The second bullet starts to tell a story, and force the reader to formulate a picture. You did more than operate a machine, you also used problem solving and critical thinking skills to address issues. You also seemed to have taken initiave. And that’s just one bullet. Sure we can tighten that up, but this is how you’ll want to start thinking about all this. It’s just a few extra words, but boy will make all the difference. The truth? Folks who scan resumes will get a sense––quickly, even from a FEW bullets––that “this is the kind of person who…” and honestly? You won’t even need to finish that sentence. The reader’s mind is already headed in the direction of giving you the benefit of the doubt. You’re INCLINING them to see you in a certain light. That’s how powerful it is to get all this right.

Include Your Important Activities

The next section may showcase your activities, like cool student groups, and volunteer experiences, etc. Again, flesh out the bullets where you can, to show more than just what your baseline responsibilities were. When you are able, prove that you’re the type to go above and beyond, to not just do what’s prescribed, but to proact, to push, to question, to lead, to ENGAGE. These are winning traits to an admissions committee.

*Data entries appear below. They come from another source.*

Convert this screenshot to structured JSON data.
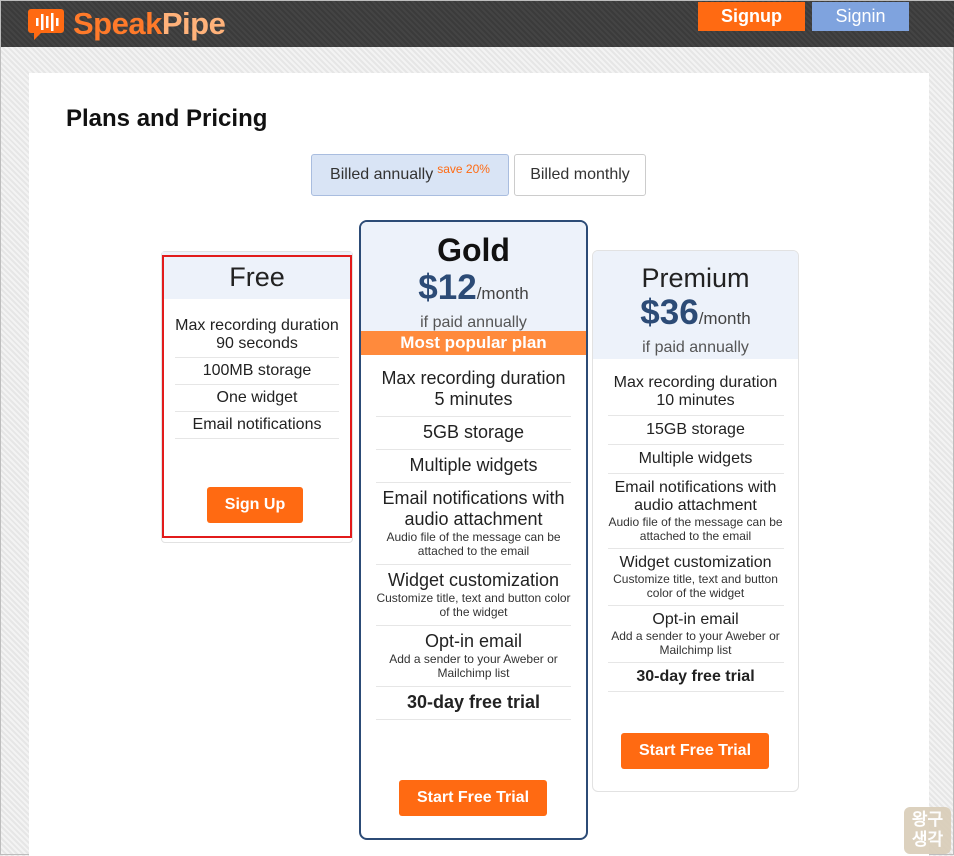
{
  "header": {
    "logo": {
      "speak": "Speak",
      "pipe": "Pipe"
    },
    "signup_label": "Signup",
    "signin_label": "Signin"
  },
  "page": {
    "title": "Plans and Pricing",
    "billing": {
      "annual_label": "Billed annually",
      "save_badge": "save 20%",
      "monthly_label": "Billed monthly"
    }
  },
  "plans": {
    "free": {
      "name": "Free",
      "features": [
        "Max recording duration 90 seconds",
        "100MB storage",
        "One widget",
        "Email notifications"
      ],
      "cta": "Sign Up"
    },
    "gold": {
      "name": "Gold",
      "price": "$12",
      "per": "/month",
      "billing_note": "if paid annually",
      "badge": "Most popular plan",
      "features": [
        {
          "title": "Max recording duration 5 minutes",
          "desc": ""
        },
        {
          "title": "5GB storage",
          "desc": ""
        },
        {
          "title": "Multiple widgets",
          "desc": ""
        },
        {
          "title": "Email notifications with audio attachment",
          "desc": "Audio file of the message can be attached to the email"
        },
        {
          "title": "Widget customization",
          "desc": "Customize title, text and button color of the widget"
        },
        {
          "title": "Opt-in email",
          "desc": "Add a sender to your Aweber or Mailchimp list"
        },
        {
          "title": "30-day free trial",
          "desc": ""
        }
      ],
      "cta": "Start Free Trial"
    },
    "premium": {
      "name": "Premium",
      "price": "$36",
      "per": "/month",
      "billing_note": "if paid annually",
      "features": [
        {
          "title": "Max recording duration 10 minutes",
          "desc": ""
        },
        {
          "title": "15GB storage",
          "desc": ""
        },
        {
          "title": "Multiple widgets",
          "desc": ""
        },
        {
          "title": "Email notifications with audio attachment",
          "desc": "Audio file of the message can be attached to the email"
        },
        {
          "title": "Widget customization",
          "desc": "Customize title, text and button color of the widget"
        },
        {
          "title": "Opt-in email",
          "desc": "Add a sender to your Aweber or Mailchimp list"
        },
        {
          "title": "30-day free trial",
          "desc": ""
        }
      ],
      "cta": "Start Free Trial"
    }
  },
  "watermark": {
    "line1": "왕구",
    "line2": "생각"
  },
  "colors": {
    "accent": "#ff6a12",
    "brand_blue": "#2c4b76",
    "signin": "#7fa3de",
    "highlight_border": "#e21b1b"
  }
}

Non-School Extracurricular Activities / Hobbies

The final section can focus on hobbies and extracurricular activities. This shouldn’t dominate your resume and account for “half of it.” But also, don’t just tack stuff on as though it were an afterthought, because it’ll read that way. Lean into this. Have fun with it. Get excited about what you’re putting down here. Believe in it. Sell it. If you care about the stuff you’re throwing down, we will too. If you’re lobbing stuff in because you think doing so will impress us, we’ll know. I can’t tell you how, but we’ll just… know. So, take this seriously, and get fired up about the stuff you care about, and convey it. This can sometimes be a cincher of sorts––if the reader is inclined to think positively about you from the stuff above, you may score HUGE here by showing a fun, interesting, cheeky, or playful side. I don’t know why folks don’t talk about this enough. Humans, amirite? But take it from us, this stuff sells. When done right.

Oh and don’t forget about foreign languages you speak. That stuff is way cooler than “skills.” We don’t need to know that you know how to use Microsoft Word or TikTok, cool? Not here. We want to know more about the human potential and coollness for a grad school CV/Resume. (Unless it’s for a program where specific skills may actually be vital––consult your consultant for those insights.)

Final Thoughts on Graduate School CVs/Resumes

A good rule of thumb is to keep resumes at 1-2 pages but check each program as requirements vary with each degree or program. MBA programs, for example, want your resume to take up no more than one page. Other programs that are more research-focused are okay with lengthier resume that may detail research experience and publications. 

Use your best judgment and always double-check the instructions. And resist the temptation to overload this sucker. Yes, you want to showcase your potential as a student, but be concise and kill unnecessary details that don’t add much to the whole. We can help with that.

Now this goes without saying, but your resume is a reflection of you as a person. The notion that a CV/Resume might include a typo is foreign to us. But––sigh––it happens more than you think. Yay for you! You can have a typo-free document that instantly gives you an advantage! How sad for humanity! But so, you get it. Don’t be an idiot and scrub your doc a thousand times, please.

With a solid CV/Resume, killer application essays, and passionate letters of recommendation, your graduate school applications will be contenders. Get there.